The Glow study examined whether fixed duration venetoclax and ibrutinib was superior to chlorambucil and obinutuzumab, the standard chemo-immunotherapy regimen, for less fit elderly patients with CLL. The background and the rationale for the study is that we have two very powerful drugs in CLL – we have ibrutinib, which is very effective in chasing cells out of their lymph node microenvironment. Within this lymph node microenvironment they obtain signals from other cells which make them not only to a proliferative state but also make them into an apoptotic resistant state. And we have venetoclax, which is a very specific BCL2 inhibitor which very effectively kills cells in the blood but because of this protective microenvironment those cells are less vulnerable, less sensitive for venetoclax in the lymph node compartment. So if you combine these two drugs, in theory at least, then you actually have the best of two worlds – you chase cells out of the protective microenvironment, sensitising them for the killing effect of venetoclax. That was the rationale of the study.

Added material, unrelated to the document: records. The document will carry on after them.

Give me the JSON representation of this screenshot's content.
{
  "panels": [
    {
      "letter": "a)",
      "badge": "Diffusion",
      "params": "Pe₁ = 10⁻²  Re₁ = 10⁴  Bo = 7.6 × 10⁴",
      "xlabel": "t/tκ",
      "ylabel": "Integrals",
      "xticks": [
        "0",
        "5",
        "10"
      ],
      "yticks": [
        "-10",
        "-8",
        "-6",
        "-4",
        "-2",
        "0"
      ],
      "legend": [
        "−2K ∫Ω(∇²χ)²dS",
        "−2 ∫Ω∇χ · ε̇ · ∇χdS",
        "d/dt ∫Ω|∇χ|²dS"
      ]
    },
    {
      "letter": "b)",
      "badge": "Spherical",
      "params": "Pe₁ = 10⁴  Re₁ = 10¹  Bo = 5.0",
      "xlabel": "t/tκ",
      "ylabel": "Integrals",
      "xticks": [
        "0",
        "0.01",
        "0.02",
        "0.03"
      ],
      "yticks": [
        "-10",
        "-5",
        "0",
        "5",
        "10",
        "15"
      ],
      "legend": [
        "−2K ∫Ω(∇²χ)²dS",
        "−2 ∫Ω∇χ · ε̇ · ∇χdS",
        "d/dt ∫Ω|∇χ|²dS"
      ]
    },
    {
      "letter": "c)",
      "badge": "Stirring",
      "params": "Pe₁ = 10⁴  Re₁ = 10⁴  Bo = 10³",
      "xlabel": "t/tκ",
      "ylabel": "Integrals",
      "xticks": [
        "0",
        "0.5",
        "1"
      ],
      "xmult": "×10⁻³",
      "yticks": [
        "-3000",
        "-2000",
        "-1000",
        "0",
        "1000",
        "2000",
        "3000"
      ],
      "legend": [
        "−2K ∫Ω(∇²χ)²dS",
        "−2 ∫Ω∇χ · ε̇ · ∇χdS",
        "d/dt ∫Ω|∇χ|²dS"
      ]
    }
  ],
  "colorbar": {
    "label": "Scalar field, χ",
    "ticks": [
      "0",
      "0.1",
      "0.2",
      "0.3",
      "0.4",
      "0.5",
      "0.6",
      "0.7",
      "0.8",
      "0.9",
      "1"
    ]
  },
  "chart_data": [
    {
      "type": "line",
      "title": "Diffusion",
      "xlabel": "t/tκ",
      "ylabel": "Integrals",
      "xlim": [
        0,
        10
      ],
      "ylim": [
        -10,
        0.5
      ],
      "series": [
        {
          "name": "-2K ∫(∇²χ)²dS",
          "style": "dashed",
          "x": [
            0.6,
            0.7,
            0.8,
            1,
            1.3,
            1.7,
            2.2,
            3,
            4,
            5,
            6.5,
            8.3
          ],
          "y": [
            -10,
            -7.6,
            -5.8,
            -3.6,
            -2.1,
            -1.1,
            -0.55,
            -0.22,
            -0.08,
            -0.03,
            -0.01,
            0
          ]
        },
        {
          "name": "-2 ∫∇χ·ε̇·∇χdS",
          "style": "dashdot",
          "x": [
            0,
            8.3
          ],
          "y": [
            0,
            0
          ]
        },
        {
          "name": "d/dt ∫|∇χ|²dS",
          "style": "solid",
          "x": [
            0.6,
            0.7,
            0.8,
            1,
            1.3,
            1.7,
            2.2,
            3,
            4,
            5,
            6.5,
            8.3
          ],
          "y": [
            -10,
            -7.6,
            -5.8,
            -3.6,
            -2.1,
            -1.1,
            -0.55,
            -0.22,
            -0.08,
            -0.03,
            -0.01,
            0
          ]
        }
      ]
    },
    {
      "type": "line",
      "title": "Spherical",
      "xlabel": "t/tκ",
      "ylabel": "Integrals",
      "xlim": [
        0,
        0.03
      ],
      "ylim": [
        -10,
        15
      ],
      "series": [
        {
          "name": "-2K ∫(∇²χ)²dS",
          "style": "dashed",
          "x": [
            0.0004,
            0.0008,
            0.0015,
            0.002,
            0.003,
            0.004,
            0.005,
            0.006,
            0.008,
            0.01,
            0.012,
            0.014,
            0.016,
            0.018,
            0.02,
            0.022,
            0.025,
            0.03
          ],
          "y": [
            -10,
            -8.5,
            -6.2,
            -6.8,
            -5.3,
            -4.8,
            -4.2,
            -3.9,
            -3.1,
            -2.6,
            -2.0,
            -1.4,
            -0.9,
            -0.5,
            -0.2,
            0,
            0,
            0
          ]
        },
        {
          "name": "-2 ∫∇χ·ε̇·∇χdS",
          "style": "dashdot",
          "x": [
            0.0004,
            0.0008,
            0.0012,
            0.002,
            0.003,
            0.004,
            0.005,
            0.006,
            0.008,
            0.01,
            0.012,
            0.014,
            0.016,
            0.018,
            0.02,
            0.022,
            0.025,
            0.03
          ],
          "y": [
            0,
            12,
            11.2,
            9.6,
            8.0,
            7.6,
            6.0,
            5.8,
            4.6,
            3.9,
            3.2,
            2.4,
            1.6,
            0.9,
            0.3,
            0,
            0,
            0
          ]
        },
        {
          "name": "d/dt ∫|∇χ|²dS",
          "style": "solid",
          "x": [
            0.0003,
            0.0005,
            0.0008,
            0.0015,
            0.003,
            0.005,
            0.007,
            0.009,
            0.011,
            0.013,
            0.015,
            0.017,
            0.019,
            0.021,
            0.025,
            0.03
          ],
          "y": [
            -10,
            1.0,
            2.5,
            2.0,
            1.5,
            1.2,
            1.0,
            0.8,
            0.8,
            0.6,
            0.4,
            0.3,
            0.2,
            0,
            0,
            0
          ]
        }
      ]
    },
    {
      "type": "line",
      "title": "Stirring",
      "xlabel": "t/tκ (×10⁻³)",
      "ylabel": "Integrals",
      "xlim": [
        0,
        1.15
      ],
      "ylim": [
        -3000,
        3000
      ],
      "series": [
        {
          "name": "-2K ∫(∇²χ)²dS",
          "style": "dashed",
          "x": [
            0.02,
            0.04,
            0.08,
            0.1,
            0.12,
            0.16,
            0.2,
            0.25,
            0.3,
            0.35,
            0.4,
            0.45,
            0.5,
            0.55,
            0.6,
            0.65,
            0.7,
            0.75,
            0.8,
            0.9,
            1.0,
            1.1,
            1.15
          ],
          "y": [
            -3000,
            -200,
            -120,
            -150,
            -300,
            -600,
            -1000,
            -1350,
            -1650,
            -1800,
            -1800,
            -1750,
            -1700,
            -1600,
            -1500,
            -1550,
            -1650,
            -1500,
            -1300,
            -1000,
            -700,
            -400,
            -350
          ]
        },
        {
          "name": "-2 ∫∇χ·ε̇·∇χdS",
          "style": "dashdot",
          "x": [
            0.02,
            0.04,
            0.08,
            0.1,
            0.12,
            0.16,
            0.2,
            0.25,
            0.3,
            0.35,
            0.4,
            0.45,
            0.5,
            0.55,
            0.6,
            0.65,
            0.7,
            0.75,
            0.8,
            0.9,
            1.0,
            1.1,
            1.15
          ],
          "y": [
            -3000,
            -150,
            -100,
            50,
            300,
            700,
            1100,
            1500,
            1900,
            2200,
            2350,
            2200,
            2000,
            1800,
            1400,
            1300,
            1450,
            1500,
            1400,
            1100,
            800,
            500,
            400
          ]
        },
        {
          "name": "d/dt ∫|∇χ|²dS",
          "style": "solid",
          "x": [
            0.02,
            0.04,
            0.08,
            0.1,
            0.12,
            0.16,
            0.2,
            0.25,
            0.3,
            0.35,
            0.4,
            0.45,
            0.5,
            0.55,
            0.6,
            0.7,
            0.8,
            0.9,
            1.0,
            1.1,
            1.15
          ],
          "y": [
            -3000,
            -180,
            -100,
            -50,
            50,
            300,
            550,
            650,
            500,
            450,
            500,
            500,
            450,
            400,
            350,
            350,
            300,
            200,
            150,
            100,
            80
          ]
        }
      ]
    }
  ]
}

The idea is that if you combine such very effective agents you might be able to stop treatment instead of continuous treatment after relapse. So that was tested in this trial. In this trial we gave a lead-in of ibrutinib for three months, which also effectively debullked patients also lowering the risk of tumorlysis problems because of venetoclax. Then for twelve cycles venetoclax was combined with ibrutinib and then treatment was stopped.
What was the methodology used in this study?
This is a phase III global head-to-head comparison of the ibrutinib venetoclax combination, three months of ibrutinib lead-in and then twelve cycles of combination with venetoclax where for the first cycle venetoclax was given as a ramp-up dose. This was compared with six cycles of chlorambucil obinutuzumab which is the labelled duration of treatment.
What were your findings?
What we reported at EHA already a few months ago was that the progression free survival was very significantly better in the study arm than in the standard arm with a hazard ratio of 0.2, very powerful. What we show at this ASH is we focus very much on MRD. Minimal residual disease is more and more used now as a surrogate endpoint for depth of remission in CLL and as a surrogate endpoint for progression free survival. The threshold is usually set at 10-4, meaning if you have less than one leukaemia cell in 10,000 normal cells you have an undetectable MRD and if you are above that you are positive MRD. We know from other trials with chemo-immunotherapy and with venetoclax plus an antibody that patients with a positive MRD usually do very poorly after stopping treatment.
So three key messages in this trial. The first key message is that there was a significantly higher proportion of patients who got into this undetectable MRD state with the ibrutinib venetoclax treatment, both measured in blood and in marrow. The second take-home message is that not only more patients came into an undetectable MRD stage but with next generation sequencing we could actually measure what happened below 10-4 and we found that significantly more patients had deeper undetectable MRD levels at 10-5, which is one log deeper. The third take-home message is that after stopping treatment the MRD levels, regardless of if it was negative or positive or intermediate, they were much more sustainable. What I mean by that is that in the standard treatment patients with a positive MRD almost always went up at least a log up or even go into a progressive state after stopping treatment. In this study we saw that MRD rates were much more sustainable. So even if you had an intermediate level of MRD most of those patients remained at that very same level 12 months after stopping treatment.
How can these results impact the future treatment of CLL?
Now it gets very interesting because now we have a few different options for patients with CLL. Of course we still have a big debate which patients it should be but you still have chemo-immunotherapy that you can give to patients. You have BTK inhibitor treatments as maintenance treatment so you continue until relapse. Now you also have two very effective combined targeted agents that you can give for a fixed duration – one is venetoclax ibrutinib, which is an all-oral once-daily regimen that we discussed in the Glow study, and the other is the venetoclax obinutuzumab set-up where you give twelve months of combination of venetoclax and the first six months combine it with obinutuzumab which is an antibody that has to, of course, be given intravenously. Which treatment you should give for which patients, that’s still an open question. Currently in Europe we are very fast actually enrolling the CLL17 trial led by Othman Al-Sawaf from Germany where we actually head-to-head compare ibrutinib venetoclax, one arm, venetoclax and obinutuzumab second arm and ibrutinib maintenance as a third arm. That kind of study will help to determine which patients will best do in what set-up.